It's Worth (HI)IT - High Intensity Interval Training.
“The <insert any number less than 10> Minute Workout is all you need to have the body you’ve always wanted!”
True? Well, sort of – for some people, some of the time, and with varying results. Nailing your best beach body with high intensity training is about as likely as using your travel points for the vacation of your dreams at the exact time you want it. It can absolutely happen, but not without some careful planning (you’ve got to nail your diet) and clever strategery (your motivation game will need to be on point). Also, your bag may or may not arrive (you’ve got to have great form/recovery to stay injury-free).

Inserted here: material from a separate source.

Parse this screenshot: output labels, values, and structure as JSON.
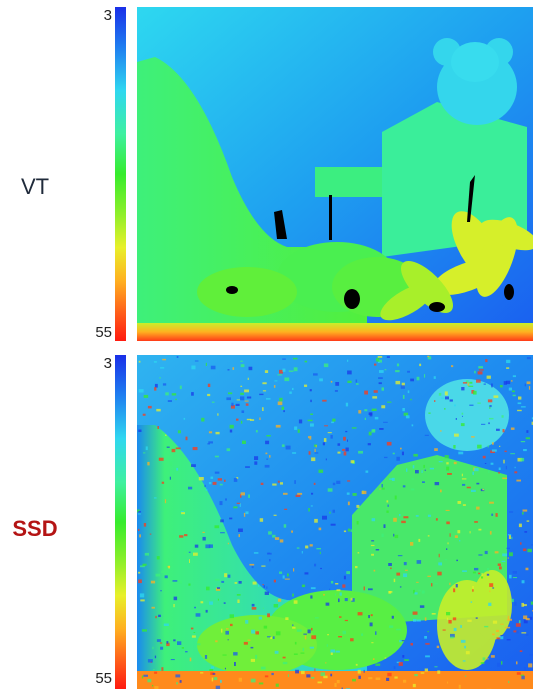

Let’s face it, everyone wants more for less, and HIIT has become enormously popular in recent years because it does deliver results by largely trading intensity for volume. HIIT workouts are highly versatile and conceptually straightforward, and there are incredible success stories across monster fitness brands like Crossfit, Barry’s Bootcamp, SoulCycle, P90X, etc.
So what’s the secret sauce? These workouts typically include short bouts (5sec-4mins) of intensity (>90% aerobic max) followed by brief recovery periods with weights, ropes, kettle bells, cardio equipment, and/or bodyweight movements.
Let’s nerd out on what’s actually happening internally with HIIT (Figure 1):
There are plenty of scary words up there – I know.
This is why HIIT is effective:
- VO2max. Your HR is going to fly increasing stroke volume (amount of blood pumped through the heart). Healthy men and women of all ages can improve their cardio fitness by as much as 46% in training periods of less than 15 weeks.(1) As in, BOOM! This is an enormous bang for your buck whether your goal is weight loss or athletic performance. You should care about VO2max, as it not only determines your endurance capacity, but it’s one of the best predictors of cardiovascular disease – i.e. the #1 cause of death in America.
- Calories. You’re going to stoke the metabolic monster – as in, kcals en fuego.
- The Silent Killers. Your blood pressure and cholesterol (HDL) will improve, not to mention improved insulin sensitivity. These changes will require a little diligence to clean eating and a longer-term commitment to consistency within your HIIT programming (> 8-10 weeks).(1)
- Fat. Your fight or flight hormones are going to surge which has been shown to drive fat breakdown (lipolysis).(2) Marked changes in body fat percentages require clean eating (surprise!) and a commitment to regular programming (>12 weeks).
Why isn’t HIIT bulletproof?
- Intensity. As a cPT, it’s hard to tell people that they aren’t going hard enough – especially if they are feeling a little shaky and out of breath already. It’s even harder to ACTUALLY go that hard. A heart rate monitor (~$40) is your best accountability tool for the proper intensity level.
- Consistency. This typically is the issue for most individuals who aren’t getting results, but long-term changes require a LONG-TERM commitment. It never ceases to amaze me when an individual who has neglected his/her health for 10 years suddenly expects to see results in 10 days. Crossfit preaches community – almost to a cult-like cadence. But guess what? Community = Accountability = Consistency.
- Nutrition. Volume-based athletes can get away with some sloppy nutrition habits. I did for years… balancing “whatever I wanted” with 20-25 hours of aerobic training/week. This doesn’t work as well with HIIT. You have to revise your philosophy on food if you’re truly looking to fast track results. Think “unrefined” and “in moderation,” and you’re likely headed in the right direction.
- Injuries. Ouch – this one is the toughest. Unfortunately, to the untrained eye or to a newer athlete, speed can hide quite a few evils in terms of movement. Any sort of pre-existing muscular/skeletal imbalances or abnormalities will only be amplified when you’re going ALL OUT. Repeating poor movement patterns is literally the recipe for injury.
Final words: HIIT can fit into everyone’s training.
Hit intensity interval training is a metabolic winner. You will get the results that you want with smart and specific programming (FUN helps, too!), and likely quite a few long-term health benefits that may not currently be on your radar. You can, however, fail – and fail BIG. Refuse to get discouraged and remember, there are plenty of folks like me who can help!
(1) Kessler, H.S., Sisson, S.B., & Short, K.R. 2012. The potential for high-intensity interval training to reduce cardiometabolic disease risk. Sports Medicine, 42 (6), 489–509.
(2) Boutcher, S.H. 2011. High-intensity intermittent exercise and fat loss. Journal of Obesity, doi: 10.1155/2011/868305.